Does JP Morgan's $[2] Billion Loss Implicate Board Oversight? (Part 2)

Last week I blogged (here) that if we assume a corporate board’s duty of oversight includes monitoring risk exposure, then it should constitute a per se violation of that duty for a board to rule on a particular risky strategy without understanding the nature of the risk.  Stephen Bainbridge disagreed (here) for the following reasons:   First, such a rule would discourage appropriate risk-taking. 

As the federal Second Circuit explained in Joy v. North … "[B]ecause potential profit often corresponds to the potential risk, it is very much in the interest of shareholders that the law not create incentives for overly cautious corporate decisions.” 

Second, such a rule would run counter to the business judgment rule, which precludes courts from imposing liability for bad business decisions. 

As Chancellor Chandler correctly recognized in Citigroup, "asking the Court to conclude … that the directors failed to see the extent of Citigroup’s business risk and therefore made a ‘wrong’ business decision by allowing Citigroup to be exposed to the subprime mortgage market…. [constitutes the] kind of judicial second guessing [that] the business judgment rule was designed to prevent, and even if a complaint is framed under a Caremark theory, this Court will not abandon such bedrock principles of Delaware fiduciary duty law.” 

Finally, per se rules are inappropriate in this context because what courts really should be doing is “reconciling the competing claims of authority and accountability” by “balancing competing concerns” rather than blindly applying bright-line rules.

As a general matter, I don’t disagree with any of Bainbridge’s propositions.  However, I believe they are all subject to exceptions, and a failure to demonstrate a proper understanding of relevant risk exposure may constitute such an exception.  To begin with, we want to encourage appropriate risk-taking, not recklessness.  One cannot optimize risk exposure without understanding the complexities of the particular strategy.  As Frank Partnoy discussed in terms of the recent financial crisis (here):

[O]ne of the great ironies, I think, of the financial crisis was that the senior people at the Wall Street banks apparently didn't understand or capture the magnitude of their own financial institutions' exposure to these risks, which is really stunning, if you think about it, that the people who are in charge of these banks don't know what will happen when there's a 30 percent decline in housing prices. If you think about it, if you're the director or the CEO of a bank, isn't that the one thing you should understand? What will happen to my institution if the following financial variable changes by 30 percent? That kind of worst-case scenario analysis is why you're being paid millions of dollars.
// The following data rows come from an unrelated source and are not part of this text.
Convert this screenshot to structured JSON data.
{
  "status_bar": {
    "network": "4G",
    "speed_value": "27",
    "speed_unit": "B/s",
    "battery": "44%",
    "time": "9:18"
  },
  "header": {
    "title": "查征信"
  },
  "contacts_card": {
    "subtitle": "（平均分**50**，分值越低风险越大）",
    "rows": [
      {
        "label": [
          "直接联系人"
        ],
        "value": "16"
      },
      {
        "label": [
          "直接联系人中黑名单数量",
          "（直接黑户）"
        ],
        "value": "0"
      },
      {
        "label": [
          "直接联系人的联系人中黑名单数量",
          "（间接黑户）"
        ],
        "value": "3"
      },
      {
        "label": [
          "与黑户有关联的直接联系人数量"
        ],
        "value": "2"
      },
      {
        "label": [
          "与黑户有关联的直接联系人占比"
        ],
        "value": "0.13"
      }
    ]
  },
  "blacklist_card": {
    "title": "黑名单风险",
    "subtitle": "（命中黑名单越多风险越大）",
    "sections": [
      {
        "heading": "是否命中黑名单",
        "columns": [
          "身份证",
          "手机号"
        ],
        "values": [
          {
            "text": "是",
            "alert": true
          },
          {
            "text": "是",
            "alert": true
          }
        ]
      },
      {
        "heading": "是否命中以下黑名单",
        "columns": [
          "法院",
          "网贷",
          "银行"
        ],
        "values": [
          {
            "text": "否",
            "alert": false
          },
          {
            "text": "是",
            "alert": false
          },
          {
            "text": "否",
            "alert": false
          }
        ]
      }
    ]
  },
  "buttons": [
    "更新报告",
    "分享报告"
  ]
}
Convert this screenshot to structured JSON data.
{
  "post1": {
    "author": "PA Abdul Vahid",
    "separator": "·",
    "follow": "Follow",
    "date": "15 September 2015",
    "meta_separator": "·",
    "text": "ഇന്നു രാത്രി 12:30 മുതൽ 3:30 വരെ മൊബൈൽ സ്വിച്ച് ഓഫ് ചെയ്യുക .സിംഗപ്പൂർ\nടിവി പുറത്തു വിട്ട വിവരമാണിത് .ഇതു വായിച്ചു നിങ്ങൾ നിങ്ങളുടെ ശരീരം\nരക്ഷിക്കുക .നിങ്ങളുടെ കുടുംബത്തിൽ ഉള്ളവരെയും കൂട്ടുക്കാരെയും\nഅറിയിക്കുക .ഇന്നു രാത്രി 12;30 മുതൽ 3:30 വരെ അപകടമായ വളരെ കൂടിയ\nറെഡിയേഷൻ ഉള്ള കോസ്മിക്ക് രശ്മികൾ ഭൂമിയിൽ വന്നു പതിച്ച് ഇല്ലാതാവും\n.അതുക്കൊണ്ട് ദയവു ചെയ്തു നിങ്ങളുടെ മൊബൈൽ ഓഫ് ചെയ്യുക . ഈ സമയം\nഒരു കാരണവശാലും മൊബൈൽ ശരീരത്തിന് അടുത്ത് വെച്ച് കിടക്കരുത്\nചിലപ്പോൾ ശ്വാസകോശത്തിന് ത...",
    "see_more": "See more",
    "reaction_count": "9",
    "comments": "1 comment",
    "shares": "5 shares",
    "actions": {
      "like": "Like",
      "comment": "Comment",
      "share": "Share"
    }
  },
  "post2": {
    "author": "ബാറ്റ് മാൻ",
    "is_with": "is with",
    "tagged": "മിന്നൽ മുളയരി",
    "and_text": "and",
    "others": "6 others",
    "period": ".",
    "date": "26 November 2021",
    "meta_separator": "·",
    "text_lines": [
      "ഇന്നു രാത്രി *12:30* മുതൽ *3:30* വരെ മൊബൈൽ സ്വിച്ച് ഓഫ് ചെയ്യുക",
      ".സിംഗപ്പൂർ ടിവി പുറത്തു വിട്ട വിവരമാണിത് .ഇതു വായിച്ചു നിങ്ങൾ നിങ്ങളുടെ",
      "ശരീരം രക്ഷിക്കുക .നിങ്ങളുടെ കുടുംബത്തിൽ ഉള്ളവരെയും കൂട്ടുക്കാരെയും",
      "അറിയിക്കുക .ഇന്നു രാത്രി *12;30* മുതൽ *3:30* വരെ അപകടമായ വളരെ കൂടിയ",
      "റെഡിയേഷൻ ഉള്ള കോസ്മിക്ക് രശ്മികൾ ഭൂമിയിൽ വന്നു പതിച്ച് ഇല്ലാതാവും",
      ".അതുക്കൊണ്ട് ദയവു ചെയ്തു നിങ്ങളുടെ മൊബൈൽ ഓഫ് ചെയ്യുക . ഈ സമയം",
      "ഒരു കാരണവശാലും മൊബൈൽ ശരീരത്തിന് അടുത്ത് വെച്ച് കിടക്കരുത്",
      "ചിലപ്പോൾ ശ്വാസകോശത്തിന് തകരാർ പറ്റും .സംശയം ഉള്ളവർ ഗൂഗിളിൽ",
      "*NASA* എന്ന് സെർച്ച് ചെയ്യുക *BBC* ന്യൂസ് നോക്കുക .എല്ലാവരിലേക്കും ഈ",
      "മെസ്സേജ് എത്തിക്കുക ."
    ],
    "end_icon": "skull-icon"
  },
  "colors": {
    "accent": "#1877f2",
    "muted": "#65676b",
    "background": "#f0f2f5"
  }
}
That's precisely what these people should have been doing.

Secondly, if we understand the business judgment rule to be about distinguishing “honest errors” from “intentional misconduct,” then I think signing off on a particular strategy without an appropriate understanding of the risk is closer to intentional misconduct than honest error.   Post-2008 it is very difficult to take seriously any director’s claim that they didn’t realize they needed to get up to speed on risk-exposure.  Obviously, I would include reasonable reliance on an appropriate expert as satisfying this requirement, but you need more than the 2012 equivalent of Van Gorkom assuring you that house prices will go up forever.

Finally, while I agree courts frequently need the flexibility of standards that allow for the balancing of competing interests, a bright-line rule that requires directors to understand the risk-creating strategy they are reviewing as a part of their Caremark duties seems to me to appropriately give business leaders something else they crave: clear guidance.  In other words, where red flags present themselves in connection with a particularly risky investment strategy, a board would be on notice that ignoring those red flags without being able to verbalize the scope of the risk would constitute an utter failure of oversight.

PS--Over at the Glom (here), David Zaring has posted some great links on the JP Morgan loss.